The most expensive U.S. cities are costly for a good reason – several, really. Residents are willing to pay extra for everything from housing to food to gas if it allows them to live someplace with great weather. Others are looking for cosmopolitan living, with a host of restaurants, museums and other cultural options on tap.
However, in some cases, simple isolation plays a leading role. When pretty much everything has to be imported over long supply lines, prices are bound to be higher.
To determine just how much the most expensive cities in the U.S. can really cost, we turned to the latest data from the Council for Community and Economic Research. Its Cost of Living Index measures scores of prices across 262 urban areas for housing, groceries, utilities, transportation, healthcare, and miscellaneous goods and services (such as getting your hair done or going to a movie). We also gathered data on household incomes, home values and unemployment rates for each city to provide additional insights into the true cost of living for typical residents.

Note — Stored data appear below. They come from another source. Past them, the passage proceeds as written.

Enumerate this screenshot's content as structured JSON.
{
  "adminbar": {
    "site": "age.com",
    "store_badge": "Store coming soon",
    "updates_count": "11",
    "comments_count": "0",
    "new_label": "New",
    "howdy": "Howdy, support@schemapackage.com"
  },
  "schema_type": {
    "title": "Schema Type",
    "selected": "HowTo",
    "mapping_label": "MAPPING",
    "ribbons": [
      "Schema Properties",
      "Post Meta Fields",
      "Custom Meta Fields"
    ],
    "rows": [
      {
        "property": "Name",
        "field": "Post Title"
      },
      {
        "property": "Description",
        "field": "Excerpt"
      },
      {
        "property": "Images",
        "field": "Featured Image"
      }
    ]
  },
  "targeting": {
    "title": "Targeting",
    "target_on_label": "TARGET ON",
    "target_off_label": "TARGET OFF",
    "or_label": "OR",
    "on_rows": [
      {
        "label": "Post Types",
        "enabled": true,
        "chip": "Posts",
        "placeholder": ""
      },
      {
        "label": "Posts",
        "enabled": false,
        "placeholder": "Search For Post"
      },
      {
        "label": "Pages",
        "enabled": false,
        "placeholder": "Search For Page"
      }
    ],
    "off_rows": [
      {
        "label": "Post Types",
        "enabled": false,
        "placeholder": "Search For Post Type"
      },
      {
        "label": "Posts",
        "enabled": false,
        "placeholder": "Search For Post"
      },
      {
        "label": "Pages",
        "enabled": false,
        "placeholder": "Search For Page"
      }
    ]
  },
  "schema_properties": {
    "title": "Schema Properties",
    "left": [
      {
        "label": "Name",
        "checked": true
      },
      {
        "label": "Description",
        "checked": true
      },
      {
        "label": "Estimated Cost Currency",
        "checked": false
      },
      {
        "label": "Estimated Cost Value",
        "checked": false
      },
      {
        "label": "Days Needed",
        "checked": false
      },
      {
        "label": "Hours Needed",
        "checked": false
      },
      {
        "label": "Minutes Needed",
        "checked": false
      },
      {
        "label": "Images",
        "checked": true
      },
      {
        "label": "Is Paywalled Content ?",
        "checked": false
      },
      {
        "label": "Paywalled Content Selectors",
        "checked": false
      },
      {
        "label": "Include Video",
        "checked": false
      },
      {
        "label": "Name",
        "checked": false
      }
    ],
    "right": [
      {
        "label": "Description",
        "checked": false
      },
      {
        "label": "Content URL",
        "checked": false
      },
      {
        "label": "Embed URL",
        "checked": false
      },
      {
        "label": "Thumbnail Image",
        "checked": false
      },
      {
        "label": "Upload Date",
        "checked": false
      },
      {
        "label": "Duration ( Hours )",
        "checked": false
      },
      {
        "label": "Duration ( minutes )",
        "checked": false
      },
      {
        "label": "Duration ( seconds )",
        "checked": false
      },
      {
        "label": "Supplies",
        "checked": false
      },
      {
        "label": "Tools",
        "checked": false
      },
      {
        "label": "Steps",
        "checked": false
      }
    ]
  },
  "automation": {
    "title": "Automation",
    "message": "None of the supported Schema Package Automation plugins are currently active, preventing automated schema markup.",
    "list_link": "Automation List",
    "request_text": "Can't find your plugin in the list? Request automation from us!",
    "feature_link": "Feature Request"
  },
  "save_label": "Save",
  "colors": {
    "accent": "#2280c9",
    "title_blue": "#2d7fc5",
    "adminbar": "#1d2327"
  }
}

Take a closer look at the 11 most expensive cities in the U.S.
The Cost of Living Index is based on price data collected during the first quarter of 2022. City-level data on populations, household incomes and home values come from the U.S. Census Bureau. City unemployment rates, which are not seasonally adjusted, are courtesy of the Bureau of Labor Statistics for the month of June 2022, which are the latest available data. The U.S. unemployment rate is seasonally adjusted for the month of July 2022. For the purposes of finalizing this list, the New York City boroughs of Brooklyn and Manhattan were treated as separate cities.
11. Arlington, Virginia
Cost of living: 47.1% above U.S. average
City population: 236,434
Median household income: $122,604 (U.S.: $64,994)
Median home value: $731,700 (U.S.: $229,800)
Unemployment rate: 2.1% (U.S.: 3.5%)
Washington, D.C., and its close-in suburbs such as Arlington are a magnet for the highly educated seeking high-powered jobs. Naturally, many of those ambitious folks are highly paid, and the region's prices reflect that.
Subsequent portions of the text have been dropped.